Following this, there is at least a three-week waiting period from the start of the application process to allow time for required public statements from the applicant, for multiple practitioner approvals, and for a judge’s ruling in approval of the decision. (These are the safeguards Lady Meacher found to be “overdone.”) Currently, mental illness alone is not enough to make someone eligible to be killed in the UK. However, other countries — like Canada — are an indication that safeguards are quickly eroded.

Yet, in a rare moment of sanity in the nation, a Canadian judge stopped a woman with bipolar disorder who attempted to acquire access to MAiD through a different doctor in a different province. “In this case, (the woman) is actively pursuing death, over the objections of the physicians who actively treat her. She has come to B.C. because she was able to find someone in B.C. who would approve,” the documents said. They later noted that her condition “is treatable but (the woman) has not followed treatment recommendations.”  

Meanwhile, some UK doctors have strong objections to the six-months-to-live “line in the sand” in the Leadbeater bill.

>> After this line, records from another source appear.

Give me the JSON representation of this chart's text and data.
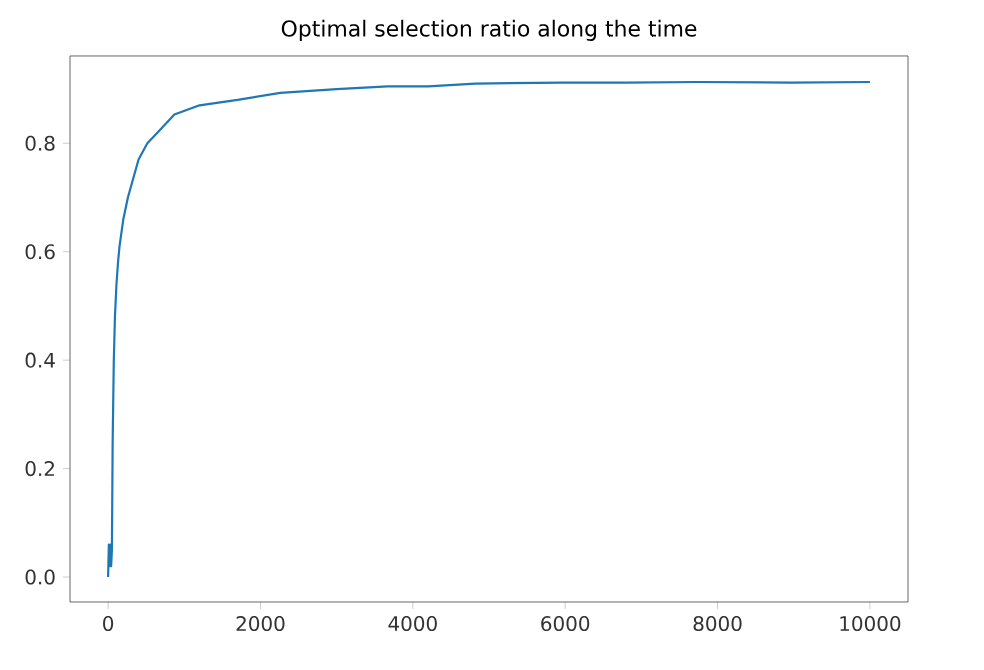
{
  "chart_data": {
    "type": "line",
    "title": "Optimal selection ratio along the time",
    "x": [
      0,
      10,
      20,
      30,
      40,
      50,
      60,
      75,
      90,
      110,
      130,
      150,
      200,
      260,
      320,
      400,
      515,
      650,
      870,
      1200,
      1700,
      2260,
      3000,
      3670,
      4200,
      4820,
      5960,
      6800,
      7730,
      8960,
      10000
    ],
    "series": [
      {
        "color": "#1f77b4",
        "values": [
          0.0,
          0.06,
          0.02,
          0.06,
          0.02,
          0.05,
          0.25,
          0.4,
          0.48,
          0.54,
          0.58,
          0.61,
          0.66,
          0.7,
          0.73,
          0.77,
          0.8,
          0.82,
          0.853,
          0.87,
          0.88,
          0.893,
          0.9,
          0.905,
          0.905,
          0.91,
          0.912,
          0.912,
          0.913,
          0.912,
          0.913
        ]
      }
    ],
    "xlim": [
      -500,
      10500
    ],
    "ylim": [
      -0.046,
      0.961
    ],
    "xticks": [
      0,
      2000,
      4000,
      6000,
      8000,
      10000
    ],
    "yticks": [
      {
        "value": 0,
        "label": "0.0"
      },
      {
        "value": 0.2,
        "label": "0.2"
      },
      {
        "value": 0.4,
        "label": "0.4"
      },
      {
        "value": 0.6,
        "label": "0.6"
      },
      {
        "value": 0.8,
        "label": "0.8"
      }
    ],
    "grid": false,
    "marker": "none",
    "line_style": "solid"
  }
}
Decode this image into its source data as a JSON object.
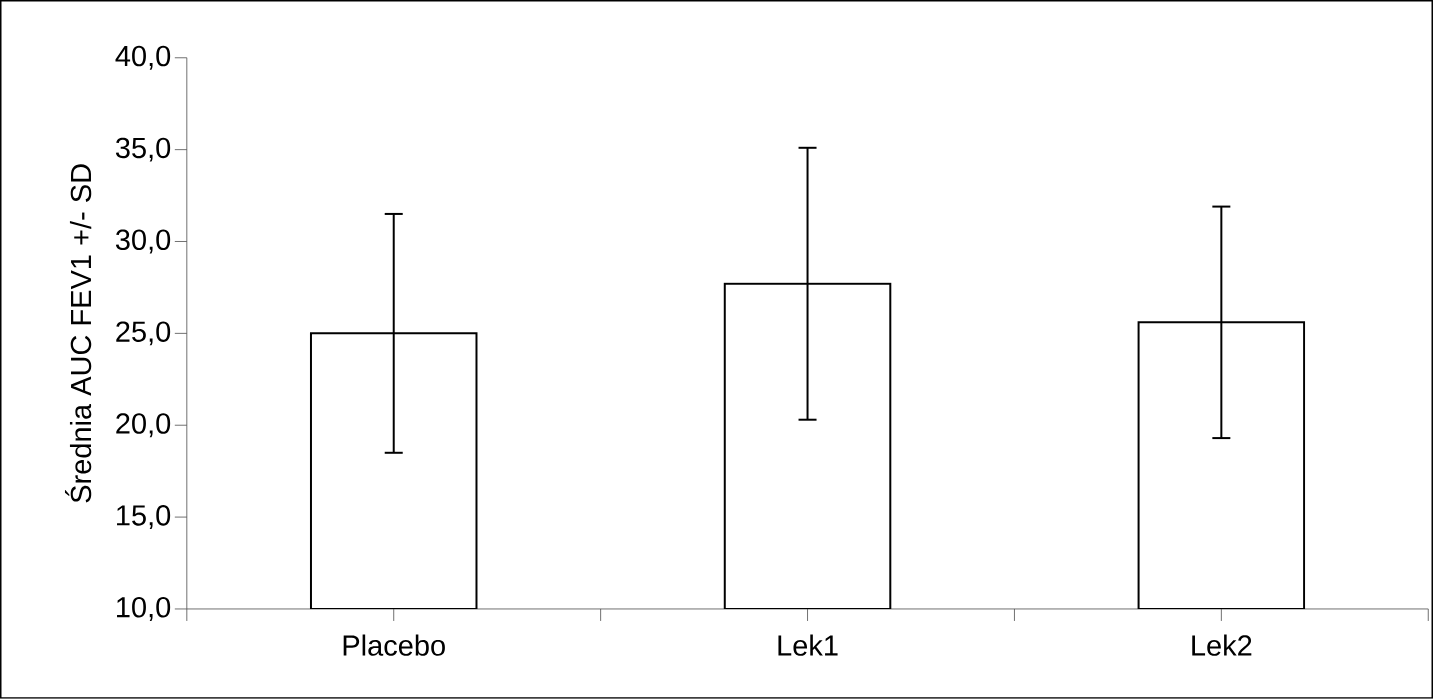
{
  "chart_data": {
    "type": "bar",
    "ylabel": "Średnia AUC FEV1 +/- SD",
    "categories": [
      "Placebo",
      "Lek1",
      "Lek2"
    ],
    "values": [
      25.0,
      27.7,
      25.6
    ],
    "errors": [
      6.5,
      7.4,
      6.3
    ],
    "color": "#ffffff",
    "ylim": [
      10,
      40
    ],
    "yticks": [
      {
        "value": 10,
        "label": "10,0"
      },
      {
        "value": 15,
        "label": "15,0"
      },
      {
        "value": 20,
        "label": "20,0"
      },
      {
        "value": 25,
        "label": "25,0"
      },
      {
        "value": 30,
        "label": "30,0"
      },
      {
        "value": 35,
        "label": "35,0"
      },
      {
        "value": 40,
        "label": "40,0"
      }
    ],
    "grid": false
  }
}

“When someone has only a few days, or certainly only a few hours left to live, it can be easier to understand with a higher degree of certainty that they’re likely to die within that time-frame. But when we’re getting into the territory of months, it is very, very difficult…” said Professor Katherine Sleeman.

Professor Chris Parker, recalling some of his own patients, noted, “I have little doubt that some patients would choose assisted suicide if it was legal, because they were told they had less than six months to live, but in truth, if they had not had assisted suicide, would have lived for years and enjoyed a good quality of life, because I’ve seen patients like that.”